Digital twin based timing bottleneck analysis in large-scale component-based software

To obtain high productivity and accuracy, ASML’s Twinscan machines expose wafers in a single smooth movement. For this purpose such scanners contain a lot of control software correcting for nanometre physical disturbances. This control software is deployed in hundreds of software components operating in real-time. As these components use shared (computational, communication and memory) resources of the execution platform, a slight delay by one can influence the timing of another component. This may result in components that miss deadlines, possibly disturbing the smoothness of the exposure.

To analyse run-time behaviour of component-based software systems, a digital twin approach based on Message Sequence Charts was developed. Through systematic software instrumentation, these digital twins are inferred fully automatically from execution traces of running Twinscan machines. They capture the execution of the component-based software system in an intuitive way and support timing bottlenecks to be pinpointed in a very efficient manner. The approach is warmly received by ASML developers and architects and is currently being incorporated in ASML’s development process.

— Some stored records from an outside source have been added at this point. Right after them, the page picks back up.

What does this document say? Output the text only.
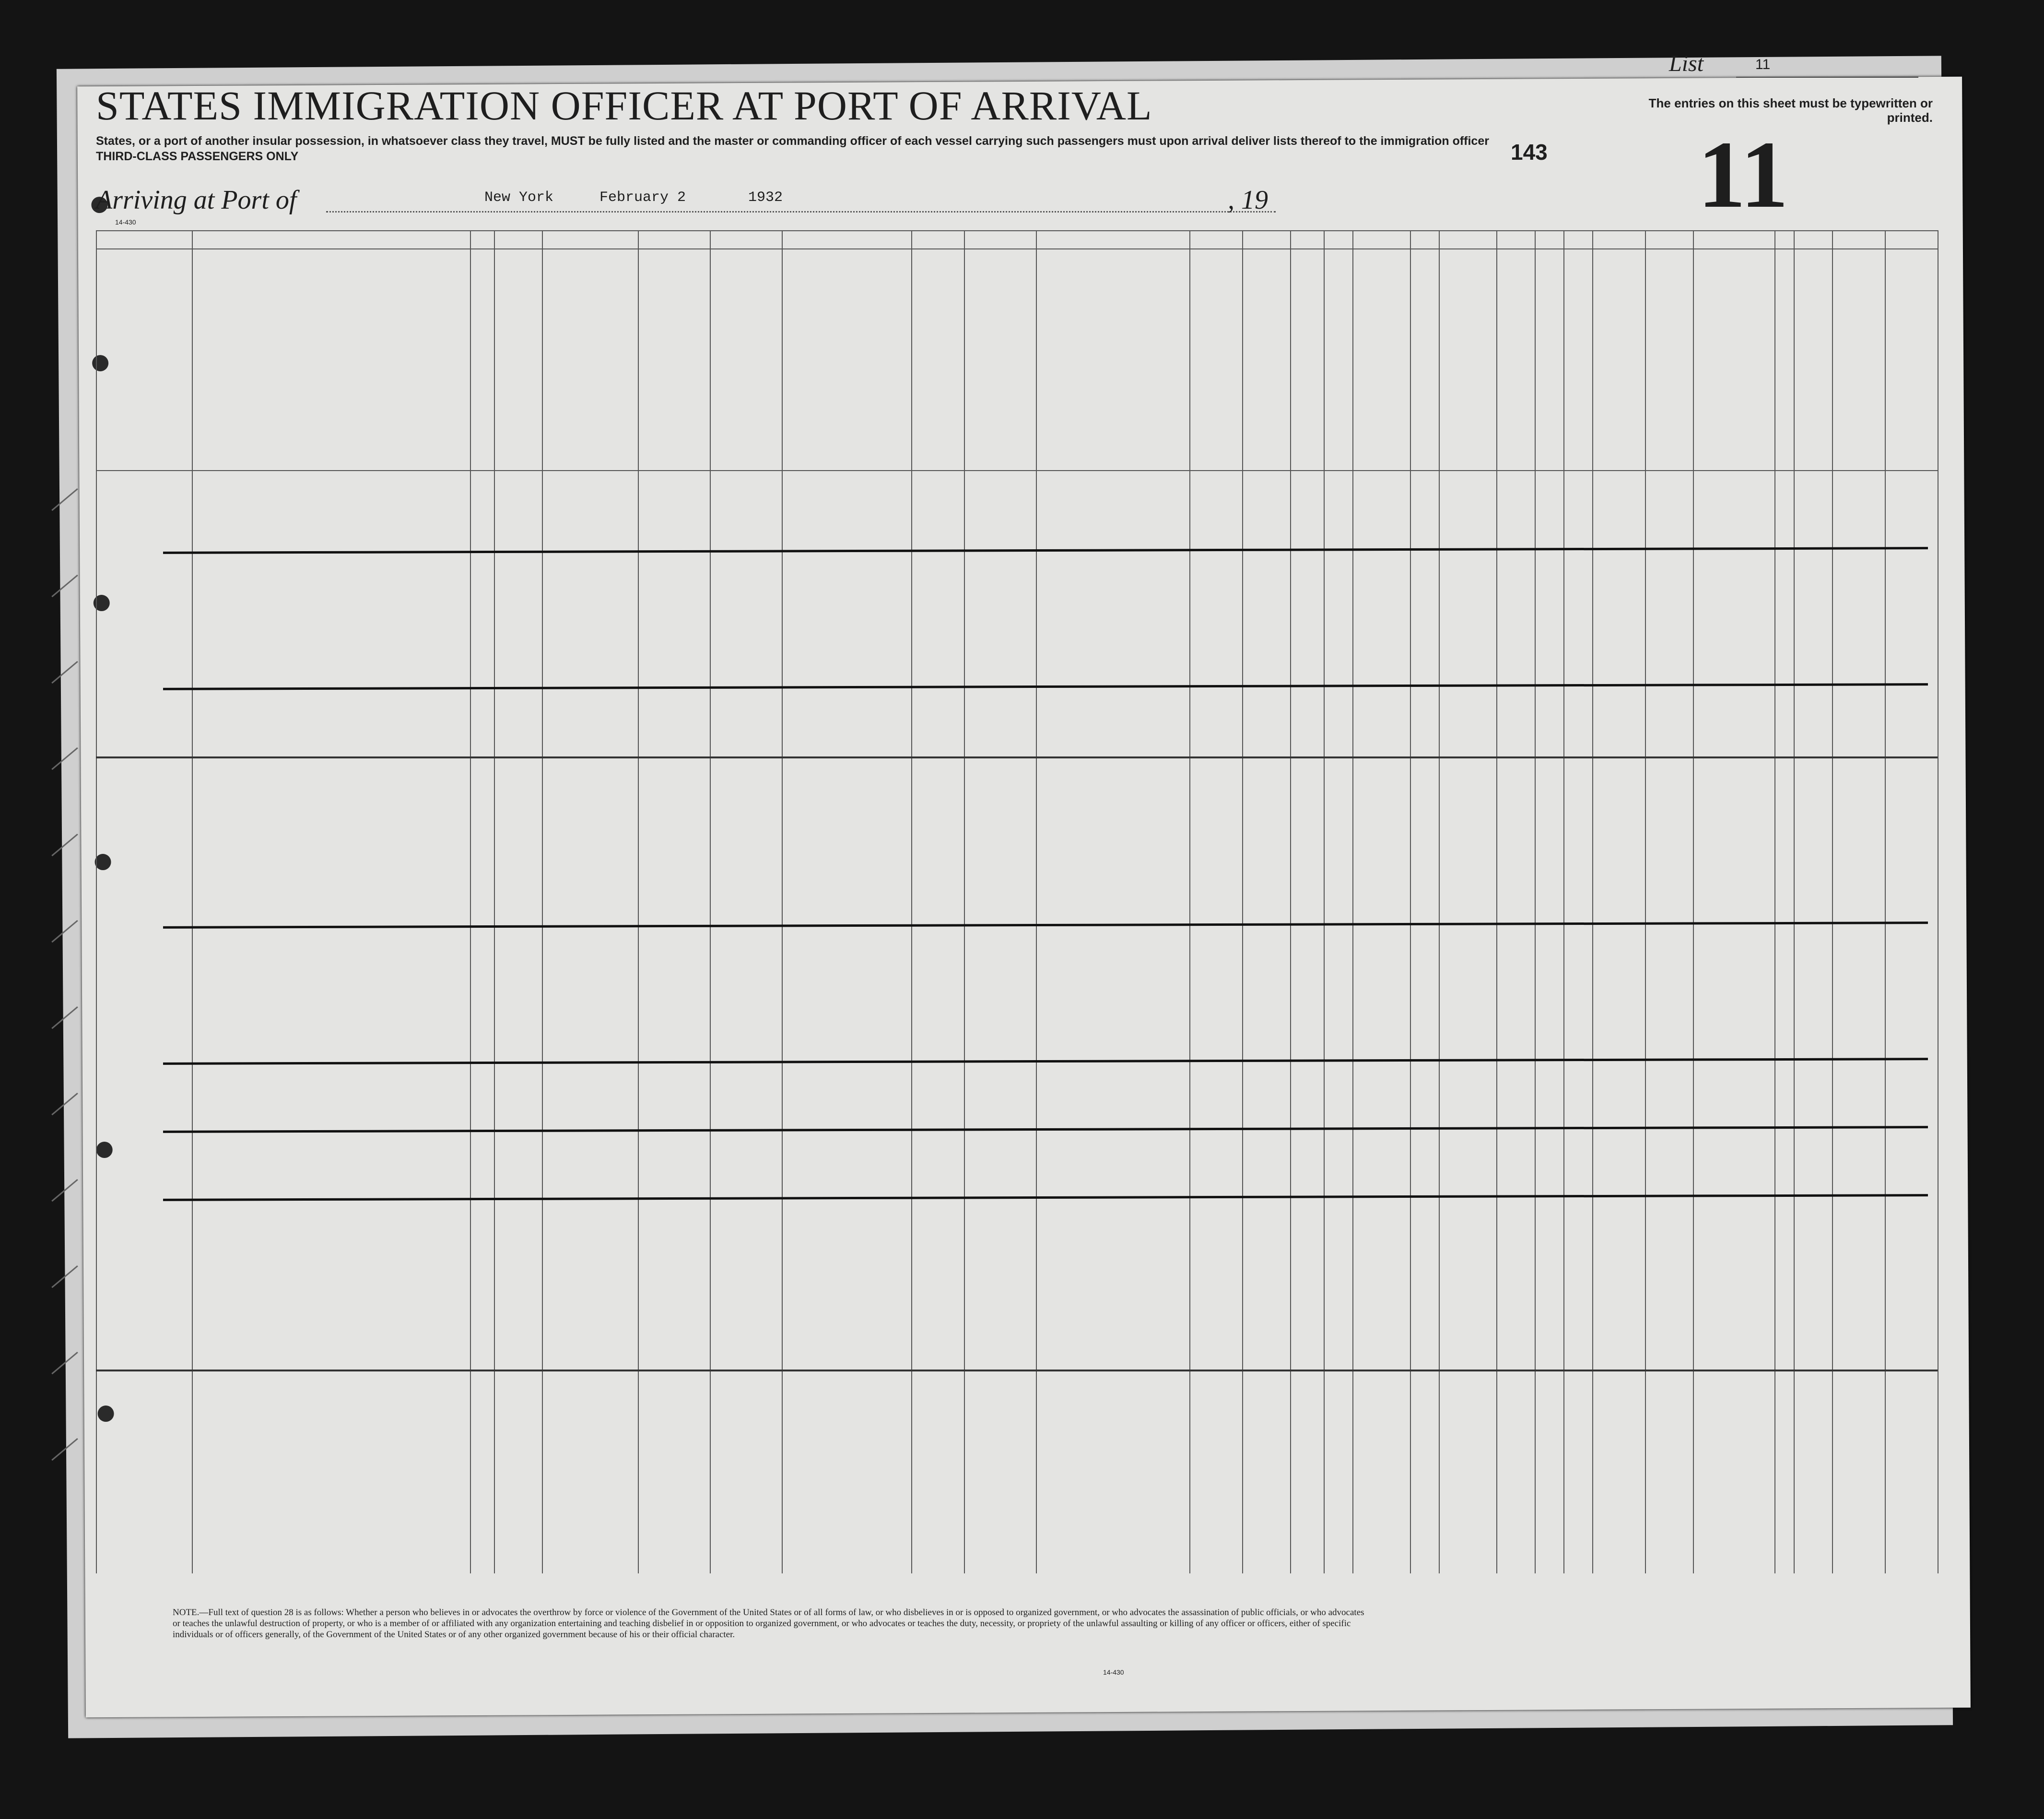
STATES IMMIGRATION OFFICER AT PORT OF ARRIVAL
States, or a port of another insular possession, in whatsoever class they travel, MUST be fully listed and the master or commanding officer of each vessel carrying such passengers must upon arrival deliver lists thereof to the immigration officer
THIRD-CLASS PASSENGERS ONLY
Arriving at Port of	New York	February 2	1932	, 19
List	11
The entries on this sheet must be typewritten or printed.
11
143
14-430
NOTE.—Full text of question 28 is as follows: Whether a person who believes in or advocates the overthrow by force or violence of the Government of the United States or of all forms of law, or who disbelieves in or is opposed to organized government, or who advocates the assassination of public officials, or who advocates or teaches the unlawful destruction of property, or who is a member of or affiliated with any organization entertaining and teaching disbelief in or opposition to organized government, or who advocates or teaches the duty, necessity, or propriety of the unlawful assaulting or killing of any officer or officers, either of specific individuals or of officers generally, of the Government of the United States or of any other organized government because of his or their official character.
14-430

Read more about the project in this recent article in Artemis Magazine (page 22)

 

About the speaker

Jeroen Voeten received his MSc in Computer Science in 1991 and his PhD in Electrical Engineering at the TUE in 1997. He works as a full professor at the Eindhoven University of Technology and is the scientific director of CEETSe, the TUE center stimulating cross-disciplinary research in cyber-physical systems. Voeten has fifteen years of experience in applied research as a senior scientist at TNO and scientific advisor of TNO-ESI. His professional passion is to improve industrial systems and design processes, by working on the borders between academic research and industrial innovation, by stimulating cross-disciplinary collaboration, and by teaching systems thinking. His research expertise is performance engineering, including the areas of (stochastic) performance analysis, design-space exploration, scheduling and predictable synthesis. He developed and supervised several research programs that led to various industrial innovations and authored over one hundred journal and conference publications.